He remembered that he must break into his last remaining shilling to buy the postcard and pay for the stamps. Then he swung out through the Park side-gates, and now he was one of the crowd rolling Circus-wards, and all the street gas-lamps had been lighted by certain officials with poles, furnished with hooks for keying the gas on, and perforated iron sockets filled with blazing tow that had been soaked in naphtha; thus every shop or restaurant became an Aladdin's cave of brilliancy, and the down-drawn blinds of the houses and clubs hid splendor unspeakable—if only one had been able to pull them up....

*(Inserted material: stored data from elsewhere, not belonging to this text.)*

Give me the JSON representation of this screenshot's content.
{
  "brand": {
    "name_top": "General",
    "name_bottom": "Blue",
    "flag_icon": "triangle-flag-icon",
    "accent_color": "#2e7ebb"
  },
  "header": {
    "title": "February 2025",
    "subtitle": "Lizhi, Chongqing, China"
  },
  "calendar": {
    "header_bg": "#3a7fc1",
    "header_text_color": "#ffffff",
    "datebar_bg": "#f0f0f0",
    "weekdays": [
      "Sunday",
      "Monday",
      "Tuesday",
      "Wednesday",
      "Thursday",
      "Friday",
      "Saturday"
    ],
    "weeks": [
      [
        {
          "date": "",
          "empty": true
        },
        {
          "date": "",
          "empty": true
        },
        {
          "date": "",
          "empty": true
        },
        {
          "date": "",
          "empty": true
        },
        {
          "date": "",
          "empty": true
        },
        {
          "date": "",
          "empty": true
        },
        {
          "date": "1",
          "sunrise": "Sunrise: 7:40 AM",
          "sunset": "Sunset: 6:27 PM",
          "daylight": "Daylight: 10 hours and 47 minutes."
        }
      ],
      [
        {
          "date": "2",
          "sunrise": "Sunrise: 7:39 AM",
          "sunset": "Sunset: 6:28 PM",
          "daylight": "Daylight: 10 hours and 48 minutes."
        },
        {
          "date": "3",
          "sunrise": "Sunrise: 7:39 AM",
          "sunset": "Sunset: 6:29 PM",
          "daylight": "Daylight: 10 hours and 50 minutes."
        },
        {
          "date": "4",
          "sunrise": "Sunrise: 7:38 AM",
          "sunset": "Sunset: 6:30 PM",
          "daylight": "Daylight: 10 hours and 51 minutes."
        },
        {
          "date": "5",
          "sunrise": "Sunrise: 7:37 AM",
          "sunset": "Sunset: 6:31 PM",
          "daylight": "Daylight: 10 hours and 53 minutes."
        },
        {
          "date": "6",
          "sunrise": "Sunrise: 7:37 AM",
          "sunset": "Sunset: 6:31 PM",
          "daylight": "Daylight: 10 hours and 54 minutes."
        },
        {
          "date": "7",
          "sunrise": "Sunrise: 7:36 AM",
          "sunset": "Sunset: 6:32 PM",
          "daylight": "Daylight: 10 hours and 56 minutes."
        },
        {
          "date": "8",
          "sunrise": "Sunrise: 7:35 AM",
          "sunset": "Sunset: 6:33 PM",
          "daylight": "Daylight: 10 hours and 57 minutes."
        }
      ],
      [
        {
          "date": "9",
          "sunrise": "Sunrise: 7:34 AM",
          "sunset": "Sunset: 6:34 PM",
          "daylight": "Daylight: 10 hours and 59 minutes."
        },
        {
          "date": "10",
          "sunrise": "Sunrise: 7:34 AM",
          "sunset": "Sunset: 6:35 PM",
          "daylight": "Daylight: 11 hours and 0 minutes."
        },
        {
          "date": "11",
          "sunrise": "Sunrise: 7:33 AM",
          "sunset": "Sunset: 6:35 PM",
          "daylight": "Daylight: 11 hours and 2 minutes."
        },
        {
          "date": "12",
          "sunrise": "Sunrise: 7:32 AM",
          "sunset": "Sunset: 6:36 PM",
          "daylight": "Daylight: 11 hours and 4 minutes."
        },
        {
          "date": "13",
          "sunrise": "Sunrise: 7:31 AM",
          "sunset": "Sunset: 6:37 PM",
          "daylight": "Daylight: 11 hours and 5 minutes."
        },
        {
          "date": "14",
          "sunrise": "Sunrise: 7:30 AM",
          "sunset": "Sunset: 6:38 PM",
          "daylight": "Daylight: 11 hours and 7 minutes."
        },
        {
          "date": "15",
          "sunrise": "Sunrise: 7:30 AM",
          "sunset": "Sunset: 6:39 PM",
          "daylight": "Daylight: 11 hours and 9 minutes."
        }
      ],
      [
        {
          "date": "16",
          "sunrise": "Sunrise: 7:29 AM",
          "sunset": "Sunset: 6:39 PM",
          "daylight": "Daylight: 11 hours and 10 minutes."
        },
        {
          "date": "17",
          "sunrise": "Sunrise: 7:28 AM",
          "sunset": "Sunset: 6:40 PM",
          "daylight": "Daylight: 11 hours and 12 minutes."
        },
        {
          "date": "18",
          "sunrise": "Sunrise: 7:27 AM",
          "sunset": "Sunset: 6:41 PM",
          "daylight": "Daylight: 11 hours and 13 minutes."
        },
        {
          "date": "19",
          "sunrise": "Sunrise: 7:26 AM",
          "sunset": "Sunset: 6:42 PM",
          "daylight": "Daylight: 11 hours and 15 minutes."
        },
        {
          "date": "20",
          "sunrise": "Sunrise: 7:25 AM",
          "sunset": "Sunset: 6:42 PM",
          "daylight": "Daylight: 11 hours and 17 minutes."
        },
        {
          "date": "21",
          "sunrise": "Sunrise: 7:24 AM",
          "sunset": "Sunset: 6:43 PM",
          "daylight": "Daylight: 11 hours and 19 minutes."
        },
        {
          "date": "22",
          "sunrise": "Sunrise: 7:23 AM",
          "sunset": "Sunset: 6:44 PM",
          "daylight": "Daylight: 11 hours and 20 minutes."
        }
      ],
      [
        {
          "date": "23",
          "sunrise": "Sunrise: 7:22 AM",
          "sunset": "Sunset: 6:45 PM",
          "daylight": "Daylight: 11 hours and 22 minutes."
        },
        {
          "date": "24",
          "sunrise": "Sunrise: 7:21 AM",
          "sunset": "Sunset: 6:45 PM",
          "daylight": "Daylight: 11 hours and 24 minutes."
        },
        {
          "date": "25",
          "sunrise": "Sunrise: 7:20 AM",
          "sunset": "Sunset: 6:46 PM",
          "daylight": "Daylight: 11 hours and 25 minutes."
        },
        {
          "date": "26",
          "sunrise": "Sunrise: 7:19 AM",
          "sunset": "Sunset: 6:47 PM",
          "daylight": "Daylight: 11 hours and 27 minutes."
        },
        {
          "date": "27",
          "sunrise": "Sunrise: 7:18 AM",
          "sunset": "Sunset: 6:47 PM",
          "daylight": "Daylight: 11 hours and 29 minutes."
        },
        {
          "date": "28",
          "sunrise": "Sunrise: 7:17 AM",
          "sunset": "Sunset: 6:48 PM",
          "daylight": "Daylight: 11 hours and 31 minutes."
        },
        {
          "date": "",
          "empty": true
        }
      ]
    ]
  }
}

Alas! to us who live in these pushful days of Electrical Power Supply, the glories of the illuminated capital in the year of grace 1870 would appear murky enough. We should sneer at the stumpy iron lamp-posts and the chandeliers yet adorned with Early Victorian crystal glass lusters. The wood pavement, an invention de luxe economically confined to the West End, and upon the greasy surface of which bus-horses broke legs as easily as the most aristocratic thoroughbreds—the loose iron gratings covering basement-lights, and incidentally presenting man-traps for unwary pedestrians, as receptacles for stray umbrellas, dead cats, wisps of packing straw, discarded newspapers and orange-peel—the untrapped gutter-drains and sewer-vents would awaken our ridicule and evoke our indignation, even as the displays in the shop windows, especially those of modistes, couturières, and tailors, would provoke us to mirth.
The extraordinary little hats, pot-shaped or plate-shaped, worn upon huge chignons, surmounting cascades of ringlets, couleur Impératrice. The preposterous frilled paniers, the bustles, the jupes of velvet or plush, flounced to the waist or kilted—sometimes to mid-leg, displaying boots—such as are worn to this hour by Principal Boys in Christmas Pantomimes and serio-comic ladies of the Varsity Stage, who are, we know, Principal Boys in the pupa, or chrysalis-state. All these things compel us to hold our sides when we review them in the illustrated papers of the Ladies' Mentor,—which illuminating periodical, in the dearth of Fashionable Intelligence from Paris, the hub and center of the modish world, came to a sudden end in the October of that year, and has defied all efforts at resuscitation.
Though it is possible that the wearers of these long-vanished modes—surveying the belles of Belgravia, with their humbler followers of Brompton and Bayswater,—in the present year of progress, might be moved to laughter or provoked to wrath. To-day, when the ambition of every properly constituted woman is to be shaped like a golliwog and dressed like a pen-wiper, or to acquire the sinuosities of a Bayadere and drape the same in cobwebs calculated to conceal nothing and suggest everything—can we honestly enlarge upon the bygone improprieties of our aunts, and moan over our mothers' taste in toilettes?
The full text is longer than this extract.